Technical Overview


Technical Overview

1. Introduction
2. Key Factors Affecting Cables
3. Conductor Metal
4. Insulation
5. Winding Geometry

6. Connectors
7. New Photon Technology


1. Introduction
Two decades ago, inexpensive lamp cord was thought to be an acceptable connection between stereo components. Even today, many people still believe that "wire is wire" and since "electrons don’t know what they are traveling through," wire cannot possibly affect sound quality.

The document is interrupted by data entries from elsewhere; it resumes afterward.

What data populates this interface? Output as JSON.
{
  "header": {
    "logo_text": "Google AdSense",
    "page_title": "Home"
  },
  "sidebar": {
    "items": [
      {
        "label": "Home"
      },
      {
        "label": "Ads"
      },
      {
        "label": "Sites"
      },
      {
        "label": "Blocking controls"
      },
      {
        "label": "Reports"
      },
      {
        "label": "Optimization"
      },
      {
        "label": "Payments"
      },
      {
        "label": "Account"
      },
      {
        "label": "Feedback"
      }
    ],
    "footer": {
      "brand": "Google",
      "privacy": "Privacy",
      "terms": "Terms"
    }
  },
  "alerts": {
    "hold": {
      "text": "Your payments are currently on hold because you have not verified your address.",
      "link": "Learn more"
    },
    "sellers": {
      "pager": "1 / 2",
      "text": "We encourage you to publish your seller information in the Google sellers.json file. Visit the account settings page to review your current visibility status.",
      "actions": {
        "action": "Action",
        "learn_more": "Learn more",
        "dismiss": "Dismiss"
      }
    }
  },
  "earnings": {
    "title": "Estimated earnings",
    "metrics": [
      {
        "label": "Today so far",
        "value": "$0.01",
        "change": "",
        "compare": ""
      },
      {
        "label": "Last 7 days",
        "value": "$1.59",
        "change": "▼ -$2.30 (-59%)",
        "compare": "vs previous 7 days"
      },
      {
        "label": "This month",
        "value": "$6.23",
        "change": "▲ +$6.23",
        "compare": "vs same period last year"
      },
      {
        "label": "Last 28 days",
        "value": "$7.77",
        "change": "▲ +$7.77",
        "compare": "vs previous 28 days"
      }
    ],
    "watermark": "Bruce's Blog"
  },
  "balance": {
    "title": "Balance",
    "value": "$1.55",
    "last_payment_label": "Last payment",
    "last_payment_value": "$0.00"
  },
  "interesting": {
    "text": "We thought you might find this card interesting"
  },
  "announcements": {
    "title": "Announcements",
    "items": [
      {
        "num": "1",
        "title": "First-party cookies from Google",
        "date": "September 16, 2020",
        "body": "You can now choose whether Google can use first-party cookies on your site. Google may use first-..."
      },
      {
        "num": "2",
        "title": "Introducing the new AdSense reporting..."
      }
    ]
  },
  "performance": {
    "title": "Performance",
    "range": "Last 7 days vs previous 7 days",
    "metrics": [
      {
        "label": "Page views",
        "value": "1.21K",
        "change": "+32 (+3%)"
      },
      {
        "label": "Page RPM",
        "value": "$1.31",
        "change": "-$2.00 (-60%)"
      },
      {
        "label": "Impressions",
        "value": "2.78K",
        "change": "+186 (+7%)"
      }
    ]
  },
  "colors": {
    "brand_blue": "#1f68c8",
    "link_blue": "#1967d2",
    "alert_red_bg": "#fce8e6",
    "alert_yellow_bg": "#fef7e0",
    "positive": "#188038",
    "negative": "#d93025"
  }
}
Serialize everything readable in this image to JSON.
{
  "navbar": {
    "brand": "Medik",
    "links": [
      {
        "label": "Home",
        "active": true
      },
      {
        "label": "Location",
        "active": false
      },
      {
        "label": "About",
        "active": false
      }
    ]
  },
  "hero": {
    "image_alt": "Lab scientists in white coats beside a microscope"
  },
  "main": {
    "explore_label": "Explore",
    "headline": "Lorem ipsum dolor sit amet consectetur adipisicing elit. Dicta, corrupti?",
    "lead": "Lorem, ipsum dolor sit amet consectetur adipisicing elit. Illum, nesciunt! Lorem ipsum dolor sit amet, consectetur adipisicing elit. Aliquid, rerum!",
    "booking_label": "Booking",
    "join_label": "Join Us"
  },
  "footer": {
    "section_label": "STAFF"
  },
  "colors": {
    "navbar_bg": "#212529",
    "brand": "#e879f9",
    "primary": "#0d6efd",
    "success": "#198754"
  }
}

Thousands of audiophiles with sensitive systems, however, dispute this belief, although they may not know exactly why. It is perfectly clear to most audiophiles, and videophiles alike, that cables do indeed have an influence on sound quality (and can even affect video clarity), but how to choose the best cable for any given system remains a mystery

In the past few years, several researchers have conducted studies concluding that reactive electrical phenomena affect the transfer of signal through a wire; including inherent resistance, capacitance, and inductance of paired wire sets. Through basic electricity studies, it is quite apparent that inductance affects high frequencies, capacitance affects low frequencies, and resistance impedes the flow of electrical current. Since these reactive elements can vary by several hundred percent, depending on how the wire is geometrically wound, can there be any wonder that different types of wire can sound substantially different?

Harmonic Technology offers various lines of cables to provide the finest audio and video signals for any type of system requirement. Patented technologies for refining and casting metals and breakthrough designs for even the newest types of components offer scientifically superior and unprecedented levels of performance.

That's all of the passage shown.